“Les animaux ne choisissent pas d’aller à la guerre”
J’ai toujours été attiré par les animaux. Lorsque je me suis tourné vers l’histoire, une question s’est imposée à moi : pourquoi ne pas m’intéresser à la leur ? On savait déjà beaucoup de choses sur la manière dont les sociétés humaines les percevaient, les représentaient, les utilisaient. Mais sur les animaux eux-mêmes, sur leur expérience propre, presque rien. J’ai voulu combler ce vide, raconter ce que les bêtes avaient traversé (et traversent encore), du point de vue de leur vécu.
Mon approche croise ainsi l’histoire et l’éthologie. Il ne s’agit pas de plaquer nos représentations humaines sur des espèces qui nous sont fondamentalement étrangères, mais d’adopter ce que j’appelle un anthropomorphisme de questionnement et tenter, avec rigueur et prudence, de se mettre à leur place. De restituer leur perception, leur ressenti. Mon objectif est de montrer que les animaux ont des cultures, qu’ils sont, eux aussi, acteurs de leur histoire.

Colombier militaire français. Les pigeons étaient indispensables aux transmissions en 1914-1918, et le resteront lors de la Seconde Guerre mondiale. © Jean-Léon Nicéphore / Musée de la Grande Guerre, Meaux.
30 millions d'ennemis ?
Les animaux ont tenu un rôle crucial dans les guerres humaines : les chevaux sans qui il n’y aurait pas de grands empires, les pigeons qu’on utilisait déjà dans l’Antiquité et qui ont encore joué un rôle important durant la Seconde guerre mondiale, au point même que certains furent décorés. Il y a aussi les éléphants – durant l’Antiquité mais aussi en Inde au XVIIIe siècle – et les dauphins, testés par les Russes et les Américains.

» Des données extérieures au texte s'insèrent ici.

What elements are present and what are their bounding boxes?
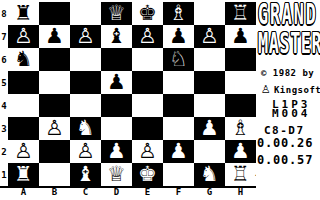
file-label-f: F: [163, 188, 194, 197]
square-g3[interactable]: ♟: [194, 117, 225, 140]
publisher-line: ♙ Kingsoft: [261, 84, 320, 95]
square-a4[interactable]: [8, 94, 39, 117]
square-c4[interactable]: [70, 94, 101, 117]
square-b5[interactable]: [39, 71, 70, 94]
title-grand: GRAND: [258, 0, 320, 29]
square-e8[interactable]: ♚: [132, 2, 163, 25]
square-h7[interactable]: ♟: [225, 25, 256, 48]
rank-label-3: 3: [0, 125, 8, 134]
clock-bottom: 0.00.57: [257, 155, 313, 165]
white-knight: ♞: [76, 117, 95, 140]
white-bishop: ♝: [76, 163, 95, 186]
square-g8[interactable]: [194, 2, 225, 25]
square-a1[interactable]: ♜: [8, 163, 39, 186]
square-g4[interactable]: [194, 94, 225, 117]
square-b6[interactable]: [39, 48, 70, 71]
square-d7[interactable]: ♝: [101, 25, 132, 48]
white-pawn: ♟: [231, 140, 250, 163]
square-h6[interactable]: [225, 48, 256, 71]
rank-label-4: 4: [0, 102, 8, 111]
file-label-g: G: [194, 188, 225, 197]
square-a6[interactable]: ♞: [8, 48, 39, 71]
white-king: ♚: [138, 163, 157, 186]
black-pawn: ♙: [138, 25, 157, 48]
square-b7[interactable]: ♟: [39, 25, 70, 48]
square-c7[interactable]: ♙: [70, 25, 101, 48]
side-panel: GRAND MASTER © 1982 by ♙ Kingsoft L1P3 M…: [256, 0, 320, 200]
square-h8[interactable]: ♖: [225, 2, 256, 25]
grandmaster-screen: 87654321 ♜♕♚♗♖♙♟♙♝♙♟♙♟♞♘♟♙♞♟♗♙♙♟♙♟♟♜♝♕♚♞…: [0, 0, 320, 200]
white-pawn: ♟: [200, 117, 219, 140]
square-h4[interactable]: [225, 94, 256, 117]
white-bishop: ♗: [231, 117, 250, 140]
move-counter: M004: [272, 110, 311, 119]
white-pawn: ♙: [76, 140, 95, 163]
white-knight: ♞: [200, 163, 219, 186]
square-f7[interactable]: ♟: [163, 25, 194, 48]
black-bishop: ♗: [169, 2, 188, 25]
square-f3[interactable]: [163, 117, 194, 140]
black-pawn: ♟: [231, 25, 250, 48]
square-b2[interactable]: [39, 140, 70, 163]
rank-label-6: 6: [0, 56, 8, 65]
level-move-indicator: L1P3 M004: [272, 101, 311, 118]
square-g1[interactable]: ♞: [194, 163, 225, 186]
square-e1[interactable]: ♚: [132, 163, 163, 186]
black-queen: ♕: [107, 2, 126, 25]
square-g5[interactable]: [194, 71, 225, 94]
black-knight: ♘: [169, 48, 188, 71]
square-d3[interactable]: [101, 117, 132, 140]
black-pawn: ♙: [14, 25, 33, 48]
square-a2[interactable]: ♙: [8, 140, 39, 163]
square-d8[interactable]: ♕: [101, 2, 132, 25]
black-pawn: ♟: [45, 25, 64, 48]
rank-label-1: 1: [0, 171, 8, 180]
kingsoft-logo-icon: ♙: [261, 84, 271, 95]
white-queen: ♕: [107, 163, 126, 186]
white-pawn: ♟: [107, 140, 126, 163]
black-king: ♚: [138, 2, 157, 25]
file-label-h: H: [225, 188, 256, 197]
rank-label-8: 8: [0, 10, 8, 19]
square-e3[interactable]: [132, 117, 163, 140]
black-rook: ♖: [231, 2, 250, 25]
white-rook: ♜: [14, 163, 33, 186]
white-pawn: ♟: [169, 140, 188, 163]
black-rook: ♜: [14, 2, 33, 25]
square-d5[interactable]: ♟: [101, 71, 132, 94]
square-a8[interactable]: ♜: [8, 2, 39, 25]
square-e4[interactable]: [132, 94, 163, 117]
square-h3[interactable]: ♗: [225, 117, 256, 140]
file-label-e: E: [132, 188, 163, 197]
square-a3[interactable]: [8, 117, 39, 140]
square-b3[interactable]: ♙: [39, 117, 70, 140]
square-f1[interactable]: [163, 163, 194, 186]
black-pawn: ♟: [107, 71, 126, 94]
rank-label-5: 5: [0, 79, 8, 88]
square-e7[interactable]: ♙: [132, 25, 163, 48]
board-bottom-border: [0, 186, 266, 188]
square-b4[interactable]: [39, 94, 70, 117]
file-label-b: B: [39, 188, 70, 197]
square-c1[interactable]: ♝: [70, 163, 101, 186]
black-knight: ♞: [14, 48, 33, 71]
publisher-name: Kingsoft: [274, 85, 320, 95]
square-c6[interactable]: [70, 48, 101, 71]
square-d2[interactable]: ♟: [101, 140, 132, 163]
square-d1[interactable]: ♕: [101, 163, 132, 186]
square-h5[interactable]: [225, 71, 256, 94]
square-e6[interactable]: [132, 48, 163, 71]
black-pawn: ♙: [76, 25, 95, 48]
file-label-a: A: [8, 188, 39, 197]
rank-label-7: 7: [0, 33, 8, 42]
square-f5[interactable]: [163, 71, 194, 94]
square-a7[interactable]: ♙: [8, 25, 39, 48]
square-b8[interactable]: [39, 2, 70, 25]
square-c5[interactable]: [70, 71, 101, 94]
square-d4[interactable]: [101, 94, 132, 117]
black-pawn: ♙: [200, 25, 219, 48]
app-title: GRAND MASTER: [258, 0, 320, 58]
white-pawn: ♙: [45, 117, 64, 140]
square-d6[interactable]: [101, 48, 132, 71]
clock-top: 0.00.26: [257, 138, 313, 148]
square-e5[interactable]: [132, 71, 163, 94]
rank-label-2: 2: [0, 148, 8, 157]
square-g6[interactable]: [194, 48, 225, 71]
white-pawn: ♙: [138, 140, 157, 163]
file-label-c: C: [70, 188, 101, 197]
square-g7[interactable]: ♙: [194, 25, 225, 48]
square-f8[interactable]: ♗: [163, 2, 194, 25]
square-h1[interactable]: ♖: [225, 163, 256, 186]
white-rook: ♖: [231, 163, 250, 186]
square-f6[interactable]: ♘: [163, 48, 194, 71]
square-a5[interactable]: [8, 71, 39, 94]
title-master: MASTER: [258, 29, 320, 58]
square-c3[interactable]: ♞: [70, 117, 101, 140]
square-c2[interactable]: ♙: [70, 140, 101, 163]
file-label-d: D: [101, 188, 132, 197]
white-pawn: ♙: [14, 140, 33, 163]
square-g2[interactable]: [194, 140, 225, 163]
square-h2[interactable]: ♟: [225, 140, 256, 163]
square-f2[interactable]: ♟: [163, 140, 194, 163]
black-pawn: ♟: [169, 25, 188, 48]
square-e2[interactable]: ♙: [132, 140, 163, 163]
square-f4[interactable]: [163, 94, 194, 117]
square-c8[interactable]: [70, 2, 101, 25]
square-b1[interactable]: [39, 163, 70, 186]
black-bishop: ♝: [107, 25, 126, 48]
chess-board: ♜♕♚♗♖♙♟♙♝♙♟♙♟♞♘♟♙♞♟♗♙♙♟♙♟♟♜♝♕♚♞♖: [8, 2, 256, 186]
copyright-text: © 1982 by: [261, 68, 314, 78]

Mais les premiers animaux à entrer dans le sillage des guerres humaines sont les chiens, domestiqués entre 15000 et 30000 ans avant notre ère. Les preuves tangibles de leur usage militaire remontent à l’Antiquité: chiens de garde, d’alerte, mais aussi de combat – moins pour blesser que pour désorganiser l’adversaire par la peur. Avec la généralisation des armes à feu au XVIe siècle, les chiens deviennent obsolètes sur les champs de bataille. Leur retour s’effectue au tournant du XXe siècle, à grande échelle. En 1914-1918, ils sont mobilisés comme auxiliaires sanitaires, éclaireurs, messagers. On les retrouve en 1939-1945, notamment dans les troupes américaines du Pacifique, chargés de détecter les embuscades japonaises dans la jungle.